By Fergal Barry-Murphy.  Published on April 25, 2008  This post currently has no comments.

Pound SterlingBy now, very few people in the UK remain unaffected by the global credit crunch. While many commentators believe that we have a long way to go before things return to normal, others believe that an end may be in sight.

Since the beginning of the year both banks and governments world have accepted the fact that the global credit crunch will not go away overnight, or indeed, in a matter of weeks. For this reason we have seen number of significant steps in recent weeks that genuinely work towards finding a solution for the world’s debt problems.

By now, the causes and effects of the credit crunch have been well documented. Put simply, the root of the problem lies in the fact that the banks do not want to lend to each other because nobody knows who will bear the brunt of the costs of the sub-prime mortgage of the crisis in the United States. This reluctance to lend has meant it has become difficult for individuals and businesses to borrow money, which of course has a detrimental affect on growth and the economy.
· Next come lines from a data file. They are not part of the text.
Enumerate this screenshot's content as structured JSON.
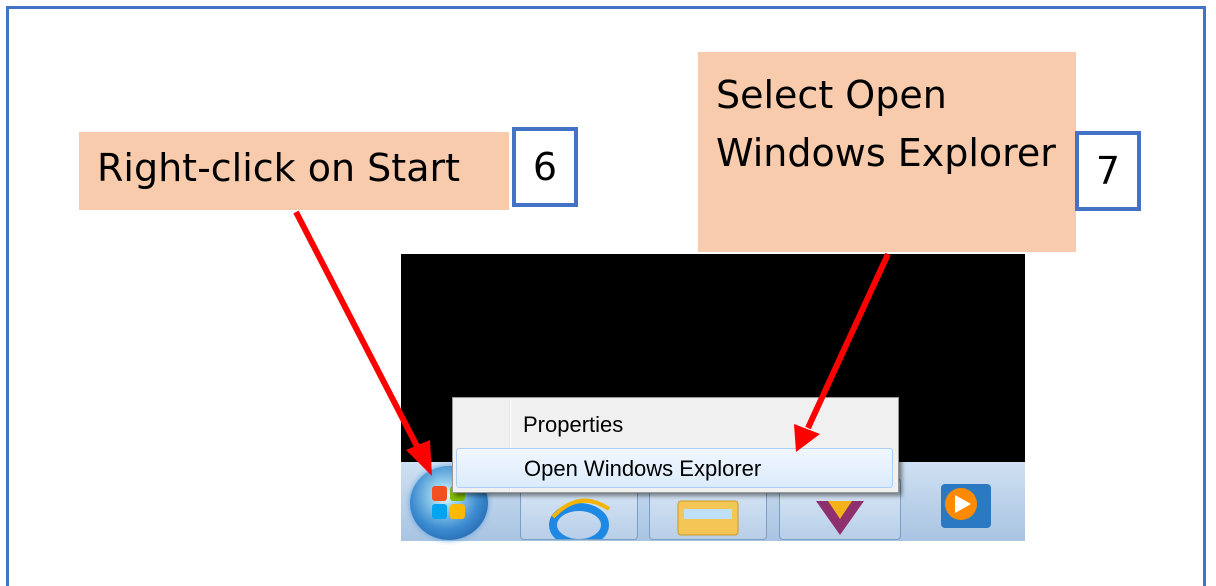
{
  "callouts": {
    "step6": {
      "text": "Right-click on Start",
      "number": "6"
    },
    "step7": {
      "text": "Select Open Windows Explorer",
      "number": "7"
    }
  },
  "context_menu": {
    "items": [
      {
        "label": "Properties"
      },
      {
        "label": "Open Windows Explorer",
        "highlighted": true
      }
    ]
  },
  "taskbar": {
    "buttons": [
      "start-orb",
      "internet-explorer",
      "windows-explorer",
      "pinned-app",
      "media-player"
    ]
  },
  "colors": {
    "callout_fill": "#f8cbad",
    "step_border": "#4472c4",
    "arrow": "#ff0000",
    "frame_border": "#4472c4"
  }
}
So far, we have seen banks announcing losses of billions of pounds because of the crisis and the Bank of England had to bail Northern Rock out of trouble late last year. Now, the BoE has gone a step further by loaning a massive £50 billion to banks to ease liquidity problems. This basically involves financial institutions swapping their mortgage and credit card assets for Treasury bills.
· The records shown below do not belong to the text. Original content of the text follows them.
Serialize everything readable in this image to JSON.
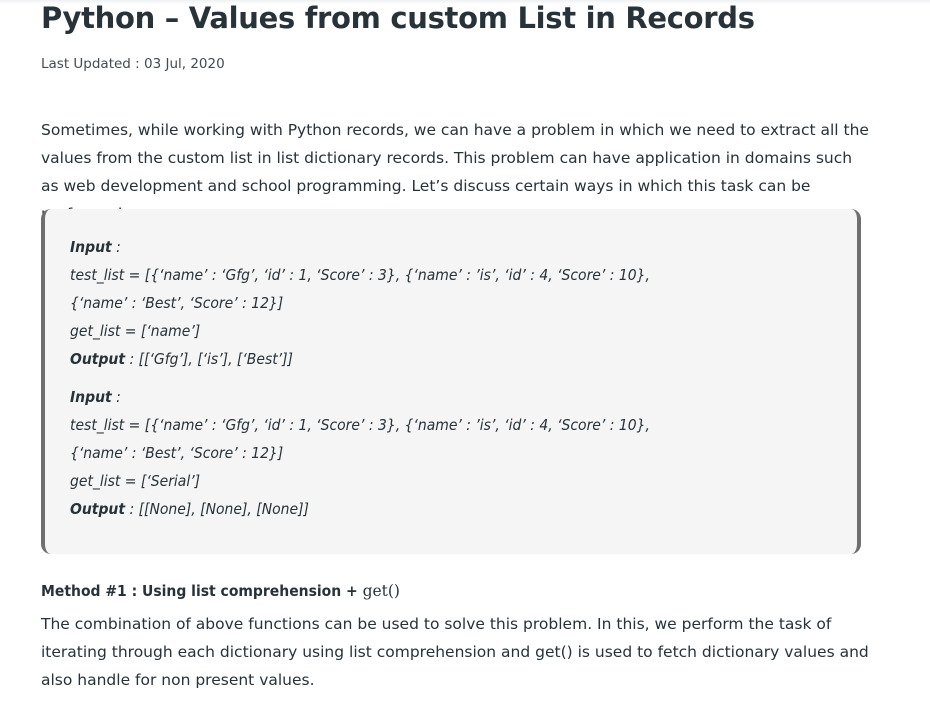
{
  "article": {
    "title": "Python – Values from custom List in Records",
    "last_updated": "Last Updated : 03 Jul, 2020",
    "intro": "Sometimes, while working with Python records, we can have a problem in which we need to extract all the values from the custom list in list dictionary records. This problem can have application in domains such as web development and school programming. Let’s discuss certain ways in which this task can be performed."
  },
  "examples": [
    {
      "input_label": "Input",
      "input_sep": " :",
      "test_list_line1": "test_list = [{‘name’ : ‘Gfg’, ‘id’ : 1, ‘Score’ : 3}, {‘name’ : ’is’, ‘id’ : 4, ‘Score’ : 10},",
      "test_list_line2": "{‘name’ : ‘Best’, ‘Score’ : 12}]",
      "get_list": "get_list = [‘name’]",
      "output_label": "Output",
      "output_value": " : [[‘Gfg’], [‘is’], [‘Best’]]"
    },
    {
      "input_label": "Input",
      "input_sep": " :",
      "test_list_line1": "test_list = [{‘name’ : ‘Gfg’, ‘id’ : 1, ‘Score’ : 3}, {‘name’ : ’is’, ‘id’ : 4, ‘Score’ : 10},",
      "test_list_line2": "{‘name’ : ‘Best’, ‘Score’ : 12}]",
      "get_list": "get_list = [‘Serial’]",
      "output_label": "Output",
      "output_value": " : [[None], [None], [None]]"
    }
  ],
  "method1": {
    "heading": "Method #1 : Using list comprehension + ",
    "heading_code": "get()",
    "description": "The combination of above functions can be used to solve this problem. In this, we perform the task of iterating through each dictionary using list comprehension and get() is used to fetch dictionary values and also handle for non present values."
  },
  "colors": {
    "text": "#273239",
    "box_background": "#f5f5f5",
    "box_border": "#6f6f6f"
  }
}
The Bank also hopes to kick start lending among banks by the lowering of the LIBOR rate - the rate at which banks lend to each other. This £50 billion figure is expected to double in the coming months and if the BoE’s move is effective credit should become more easily available at all levels in the coming months.

Perhaps more significantly, the banks themselves are moving to ease the crisis. RBS, for example, is “coming clean” over its exposure to sub-prime losses as part of its rights issue plans. It has publicly revealed the extent of the damage caused by the current crisis and asked shareholders to help bridge the shortfall.

Now, other banks are expected to follow suit. Great transparency about potential losses will rebuild trust between banks, increasing their willingness to lend to each other, making more funds available for mortgages and business loans.

These recent moves can be seen as an admission by all parties that a long-term approach needs to be taken to tackle the credit crunch. First and foremost, these measures should help prevent a serious recession. However, we could also see some positive signs in the coming months and perhaps an easing of lending criteria.

So, we are probably not at the bottom of the crunch yet, but the moves by the BoE and RBS could signal a light at the end of a long tunnel.